While the Trump Administration still thinks it can play enough games to derail the Nordstream 2 pipeline via sanctions and threats, the impotence of its position geopolitically was on display the other day as the final pipe of the first train of the Turkstream pipeline entered the waters of the Black Sea.
The pipe was sanctioned by Russian President Vladimir Putin and Turkish President Recep Tayyip Erdogan who shared a public stage and held bilateral talks afterwards. I think it is important for everyone to watch the response to Putin’s speech in its entirety. Because it highlights just how far Russian/Turkish relations have come since the November 24th, 2015 incident where Turkey shot down a Russian SU-24 over Syria.
When you contrast this event with the strained and uninspired interactions between Erdogan and President Trump you realize that the world is moving forward despite the seeming power of the United States to derail events.
And Turkey is the key player in the region, geographically, culturally and politically. Erdogan and Putin know this.
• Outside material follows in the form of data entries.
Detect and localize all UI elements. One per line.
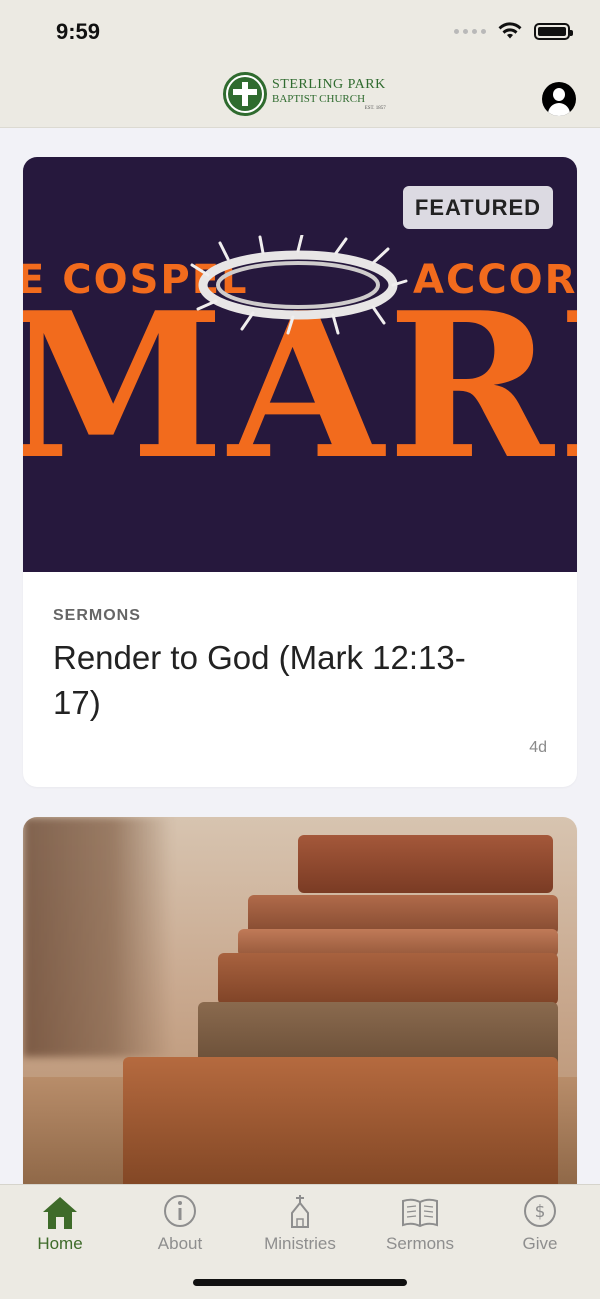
dollar-icon: $ [524, 1195, 556, 1227]
featured-badge: FEATURED [403, 186, 553, 229]
wifi-icon [498, 22, 522, 39]
tab-home-label: Home [37, 1234, 83, 1253]
tab-ministries-label: Ministries [264, 1234, 336, 1253]
home-indicator [193, 1279, 407, 1286]
tab-sermons[interactable]: Sermons [360, 1193, 480, 1263]
card-title: Render to God (Mark 12:13-17) [53, 639, 466, 721]
logo-seal [223, 72, 267, 116]
svg-text:$: $ [535, 1202, 546, 1222]
sermon-series-image: E COSPEL ACCORDIN MARK FEATURED [23, 157, 577, 572]
tab-give-label: Give [522, 1234, 558, 1253]
card-age: 4d [529, 739, 547, 756]
books-image [23, 817, 577, 1197]
signal-icon [454, 28, 486, 34]
card-category: SERMONS [53, 607, 141, 624]
featured-sermon-card[interactable]: E COSPEL ACCORDIN MARK FEATURED SERMONS … [23, 157, 577, 787]
tab-sermons-label: Sermons [385, 1234, 455, 1253]
church-logo[interactable]: STERLING PARK BAPTIST CHURCH EST. 1857 [223, 72, 386, 116]
tab-give[interactable]: $ Give [480, 1193, 600, 1263]
tab-ministries[interactable]: Ministries [240, 1193, 360, 1263]
status-time: 9:59 [56, 19, 101, 44]
content-card[interactable] [23, 817, 577, 1197]
logo-wordmark: STERLING PARK BAPTIST CHURCH EST. 1857 [272, 76, 386, 111]
top-bar: 9:59 STERLING PARK BAPTIST CHURCH EST. 1… [0, 0, 600, 128]
tab-about[interactable]: About [120, 1193, 240, 1263]
profile-icon[interactable] [542, 82, 576, 116]
church-icon [291, 1195, 309, 1228]
tab-home[interactable]: Home [0, 1193, 120, 1263]
status-icons [454, 22, 573, 40]
bible-icon [402, 1198, 438, 1228]
tab-about-label: About [157, 1234, 203, 1253]
home-icon [43, 1197, 77, 1229]
crown-of-thorns-icon [190, 235, 408, 335]
info-icon [164, 1195, 196, 1227]
battery-icon [534, 22, 573, 40]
And they also know that Turkey being the transit corridor of energy for Eastern Europe opens those countries up to economic and political power they haven’t enjoyed in a long time.
The first train of Turkstream will serve Turkey directly. Over the next couple of years the second train will be built which will serve as a jumping off point for bringing gas to Eastern and Southern Europe.
Countries like Bulgaria, Hungary, Italy, Greece, Serbia and Slovakia are lining up for access to Turkstream’s energy. This, again, is in stark contrast to the insanely expensive Southern Transport Corridor (STC) pipeline set to bring one-third the amount of gas to Italy at five times the initial cost.